The company said margins on the life of the project to 2043 could be lower than initially predicted, depending on the outcome of its contract settlement with Interserve.
However, Pennon does not expect an “immediate impact on earnings” and added that discussions with Interserve are ongoing.
“Viridor is contractually entitled to recover incremental costs from the original principal contractor, Interserve, under certain circumstances,” the group explained.
Pennon said it continues to expect the “UK residual waste market dynamics to be favourable with demand for energy recovery facilities exceeding capacity into the long term”.
Viridor's ERFs exceed expectations
Viridor’s portfolio of ERFs continue to perform above expectations with underlying earnings (EBITDA) to be second half weighted, Pennon added.
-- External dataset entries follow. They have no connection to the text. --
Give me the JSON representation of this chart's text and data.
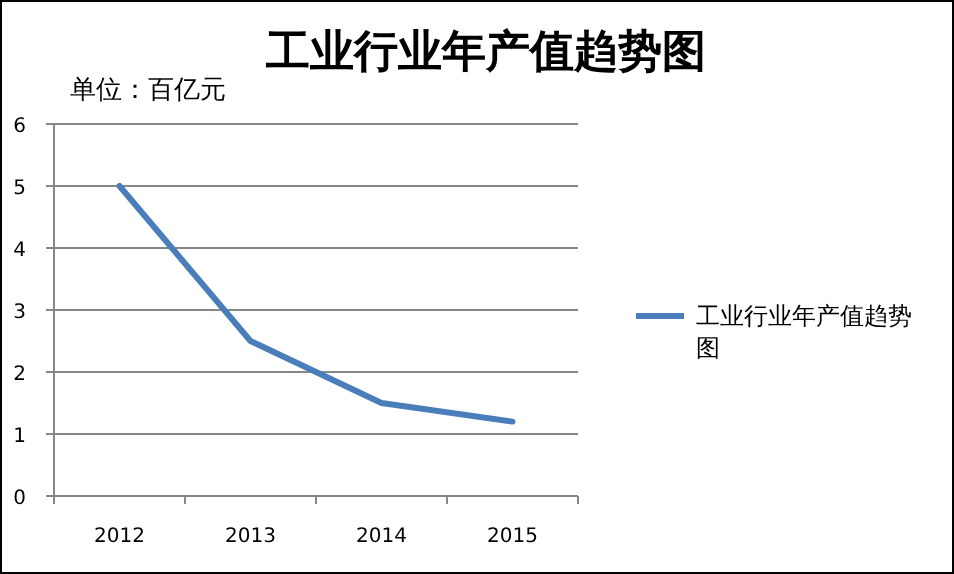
{
  "chart_data": {
    "type": "line",
    "title": "工业行业年产值趋势图",
    "annotations": [
      "单位：百亿元"
    ],
    "categories": [
      "2012",
      "2013",
      "2014",
      "2015"
    ],
    "series": [
      {
        "name": "工业行业年产值趋势图",
        "color": "#4a7ebb",
        "values": [
          5,
          2.5,
          1.5,
          1.2
        ]
      }
    ],
    "ylim": [
      0,
      6
    ],
    "yticks": [
      0,
      1,
      2,
      3,
      4,
      5,
      6
    ],
    "grid": "y",
    "legend": "right",
    "marker": "none",
    "line_style": "solid"
  }
}
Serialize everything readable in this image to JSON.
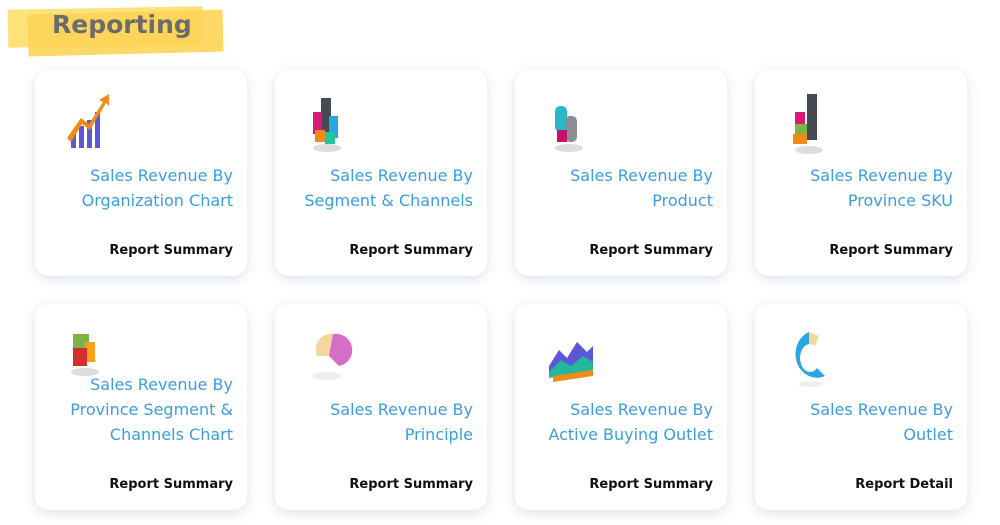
{
  "header": {
    "title": "Reporting"
  },
  "cards": [
    {
      "title_lines": [
        "Sales Revenue By",
        "Organization Chart"
      ],
      "subtitle": "Report Summary",
      "icon": "rising-bar-chart-icon"
    },
    {
      "title_lines": [
        "Sales Revenue By",
        "Segment & Channels"
      ],
      "subtitle": "Report Summary",
      "icon": "3d-bar-chart-icon"
    },
    {
      "title_lines": [
        "Sales Revenue By",
        "Product"
      ],
      "subtitle": "Report Summary",
      "icon": "3d-cylinder-chart-icon"
    },
    {
      "title_lines": [
        "Sales Revenue By",
        "Province SKU"
      ],
      "subtitle": "Report Summary",
      "icon": "3d-stacked-bar-icon"
    },
    {
      "title_lines": [
        "Sales Revenue By",
        "Province Segment &",
        "Channels Chart"
      ],
      "subtitle": "Report Summary",
      "icon": "3d-box-chart-icon"
    },
    {
      "title_lines": [
        "Sales Revenue By",
        "Principle"
      ],
      "subtitle": "Report Summary",
      "icon": "3d-pie-chart-icon"
    },
    {
      "title_lines": [
        "Sales Revenue By",
        "Active Buying Outlet"
      ],
      "subtitle": "Report Summary",
      "icon": "3d-area-chart-icon"
    },
    {
      "title_lines": [
        "Sales Revenue By",
        "Outlet"
      ],
      "subtitle": "Report Detail",
      "icon": "3d-donut-chart-icon"
    }
  ],
  "colors": {
    "title": "#3a9ee0",
    "highlight": "#fcd457"
  }
}
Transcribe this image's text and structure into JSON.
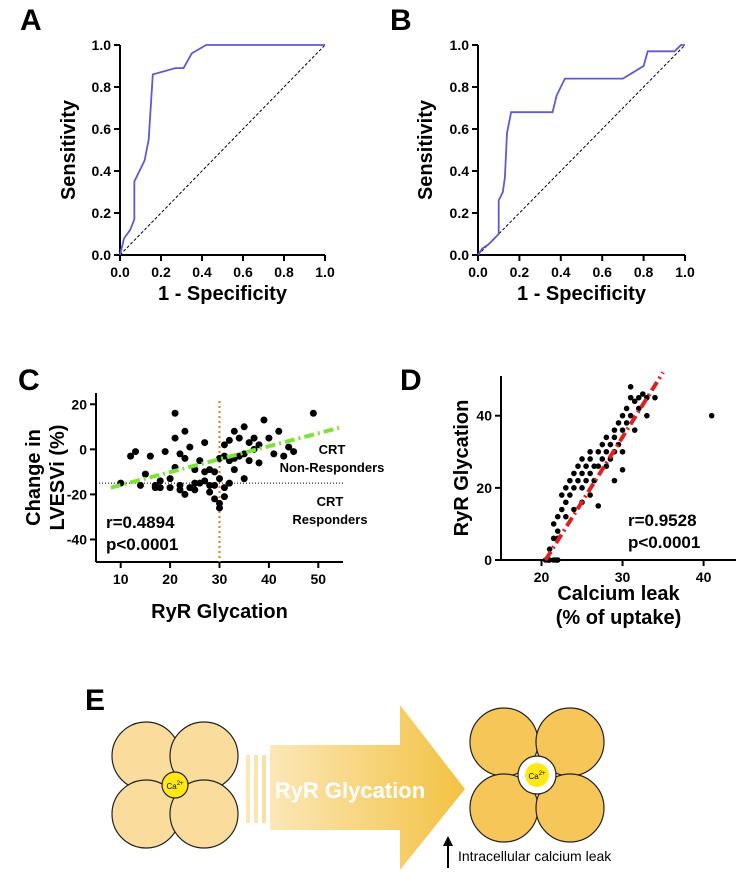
{
  "chart_data": [
    {
      "type": "line",
      "panel": "A",
      "xlabel": "1 - Specificity",
      "ylabel": "Sensitivity",
      "color": "#5b5bd6",
      "x": [
        0,
        0.02,
        0.05,
        0.07,
        0.07,
        0.12,
        0.14,
        0.16,
        0.27,
        0.31,
        0.35,
        0.42,
        1
      ],
      "values": [
        0,
        0.08,
        0.12,
        0.17,
        0.35,
        0.45,
        0.55,
        0.86,
        0.89,
        0.89,
        0.96,
        1,
        1
      ],
      "xlim": [
        0,
        1
      ],
      "ylim": [
        0,
        1
      ],
      "xticks": [
        {
          "value": 0,
          "label": "0.0"
        },
        {
          "value": 0.2,
          "label": "0.2"
        },
        {
          "value": 0.4,
          "label": "0.4"
        },
        {
          "value": 0.6,
          "label": "0.6"
        },
        {
          "value": 0.8,
          "label": "0.8"
        },
        {
          "value": 1,
          "label": "1.0"
        }
      ],
      "yticks": [
        {
          "value": 0,
          "label": "0.0"
        },
        {
          "value": 0.2,
          "label": "0.2"
        },
        {
          "value": 0.4,
          "label": "0.4"
        },
        {
          "value": 0.6,
          "label": "0.6"
        },
        {
          "value": 0.8,
          "label": "0.8"
        },
        {
          "value": 1,
          "label": "1.0"
        }
      ]
    },
    {
      "type": "line",
      "panel": "B",
      "xlabel": "1 - Specificity",
      "ylabel": "Sensitivity",
      "color": "#5b5bd6",
      "x": [
        0,
        0.02,
        0.05,
        0.08,
        0.1,
        0.1,
        0.12,
        0.13,
        0.14,
        0.16,
        0.36,
        0.38,
        0.42,
        0.7,
        0.75,
        0.8,
        0.82,
        0.95,
        0.98,
        1
      ],
      "values": [
        0,
        0.03,
        0.05,
        0.08,
        0.1,
        0.26,
        0.3,
        0.37,
        0.58,
        0.68,
        0.68,
        0.76,
        0.84,
        0.84,
        0.87,
        0.9,
        0.97,
        0.97,
        1,
        1
      ],
      "xlim": [
        0,
        1
      ],
      "ylim": [
        0,
        1
      ],
      "xticks": [
        {
          "value": 0,
          "label": "0.0"
        },
        {
          "value": 0.2,
          "label": "0.2"
        },
        {
          "value": 0.4,
          "label": "0.4"
        },
        {
          "value": 0.6,
          "label": "0.6"
        },
        {
          "value": 0.8,
          "label": "0.8"
        },
        {
          "value": 1,
          "label": "1.0"
        }
      ],
      "yticks": [
        {
          "value": 0,
          "label": "0.0"
        },
        {
          "value": 0.2,
          "label": "0.2"
        },
        {
          "value": 0.4,
          "label": "0.4"
        },
        {
          "value": 0.6,
          "label": "0.6"
        },
        {
          "value": 0.8,
          "label": "0.8"
        },
        {
          "value": 1,
          "label": "1.0"
        }
      ]
    },
    {
      "type": "scatter",
      "panel": "C",
      "xlabel": [
        "RyR Glycation"
      ],
      "ylabel": [
        "Change in",
        "LVESVi (%)"
      ],
      "color": "#000000",
      "x": [
        10,
        12,
        13,
        14,
        15,
        16,
        17,
        17,
        18,
        18,
        19,
        20,
        20,
        21,
        21,
        21,
        22,
        22,
        22,
        23,
        23,
        23,
        24,
        24,
        25,
        25,
        25,
        26,
        26,
        27,
        27,
        27,
        28,
        28,
        28,
        29,
        29,
        29,
        30,
        30,
        30,
        30,
        31,
        31,
        31,
        31,
        32,
        32,
        32,
        33,
        33,
        33,
        34,
        34,
        35,
        35,
        35,
        36,
        36,
        37,
        37,
        38,
        38,
        39,
        40,
        41,
        42,
        43,
        44,
        45,
        49
      ],
      "values": [
        -15,
        -3,
        -1,
        -16,
        -11,
        -3,
        -16,
        -17,
        -14,
        -17,
        -1,
        -17,
        -13,
        16,
        5,
        -8,
        -2,
        -16,
        -18,
        8,
        -4,
        -20,
        1,
        -17,
        -9,
        -15,
        -18,
        -5,
        -15,
        -14,
        -10,
        3,
        -9,
        -16,
        -19,
        -10,
        -16,
        -22,
        -13,
        -26,
        -24,
        -4,
        2,
        -17,
        -21,
        -3,
        4,
        -5,
        -15,
        -4,
        -9,
        8,
        5,
        -3,
        10,
        -2,
        -13,
        3,
        -5,
        5,
        0,
        2,
        -6,
        13,
        5,
        -2,
        8,
        -3,
        1,
        -1,
        16
      ],
      "trend_line": {
        "color": "#7de33a",
        "x": [
          8,
          55
        ],
        "y": [
          -17,
          10
        ]
      },
      "reference_lines": {
        "x": 30,
        "y": -15,
        "x_color": "#e07b1a",
        "y_color": "#000000"
      },
      "xlim": [
        5,
        55
      ],
      "ylim": [
        -50,
        25
      ],
      "xticks": [
        10,
        20,
        30,
        40,
        50
      ],
      "yticks": [
        -40,
        -20,
        0,
        20
      ],
      "annotations": {
        "upper": [
          "CRT",
          "Non-Responders"
        ],
        "lower": [
          "CRT",
          "Responders"
        ],
        "stats": [
          "r=0.4894",
          "p<0.0001"
        ]
      }
    },
    {
      "type": "scatter",
      "panel": "D",
      "xlabel": [
        "Calcium leak",
        "(% of uptake)"
      ],
      "ylabel": [
        "RyR Glycation"
      ],
      "color": "#000000",
      "x": [
        20.5,
        21,
        21.5,
        22,
        20.8,
        21.8,
        21,
        21.5,
        22,
        22,
        22.5,
        22.5,
        23,
        23,
        23.5,
        23.5,
        24,
        24,
        24.5,
        24.5,
        25,
        25,
        25,
        25.5,
        25.5,
        26,
        26,
        26,
        26.5,
        26.5,
        27,
        27,
        27.5,
        27.5,
        28,
        28,
        28,
        28.5,
        28.5,
        29,
        29,
        29,
        29.5,
        29.5,
        30,
        30,
        30,
        30.5,
        30.5,
        31,
        31,
        31,
        31.5,
        31.5,
        32,
        32,
        33,
        33,
        34,
        27,
        29,
        30,
        41,
        22,
        23,
        24,
        25,
        26,
        21.5,
        32.5
      ],
      "values": [
        0,
        0,
        0,
        0,
        0,
        0,
        3,
        6,
        8,
        12,
        14,
        18,
        16,
        20,
        22,
        18,
        24,
        20,
        22,
        26,
        20,
        24,
        28,
        22,
        26,
        24,
        28,
        30,
        26,
        22,
        30,
        26,
        28,
        32,
        30,
        26,
        34,
        32,
        28,
        36,
        30,
        34,
        38,
        32,
        40,
        36,
        30,
        42,
        38,
        45,
        40,
        48,
        44,
        36,
        45,
        42,
        45,
        40,
        45,
        15,
        22,
        25,
        40,
        6,
        12,
        14,
        16,
        18,
        10,
        46
      ],
      "trend_line": {
        "color": "#e02020",
        "x": [
          20.5,
          35
        ],
        "y": [
          0,
          52
        ]
      },
      "xlim": [
        15,
        44
      ],
      "ylim": [
        0,
        51
      ],
      "xticks": [
        20,
        30,
        40
      ],
      "yticks": [
        0,
        20,
        40
      ],
      "annotations": {
        "stats": [
          "r=0.9528",
          "p<0.0001"
        ]
      }
    }
  ],
  "diagram": {
    "panel": "E",
    "arrow_label": "RyR Glycation",
    "ion_label": [
      "Ca",
      "2+"
    ],
    "caption": "Intracellular calcium leak"
  }
}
Commissioning is underway at Beddington in South London and at Dunbar in Scotland while construction is underway at Avonmouth in Bristol, where the lead contractor is CNIM Group.
In recycling, Viridor predicts lower second half EBITDA as a result of China’s new restrictions on imports, though it is not expected to have a material impact on the group’s overall performance.
Overall 'robust' performance, well-placed to tackle Ofwat clampdown
Across the group, Pennon said it has achieved a “robust underlying financial performance” and is on track to meet management expectations for the year ended March 31, 2018.
It added that it is well-placed to respond new price limits proposed by water regulator Ofwat.
The company said its South West Water arm continues to “perform well” and expects it to reach a return on regulated equity of 11.8%.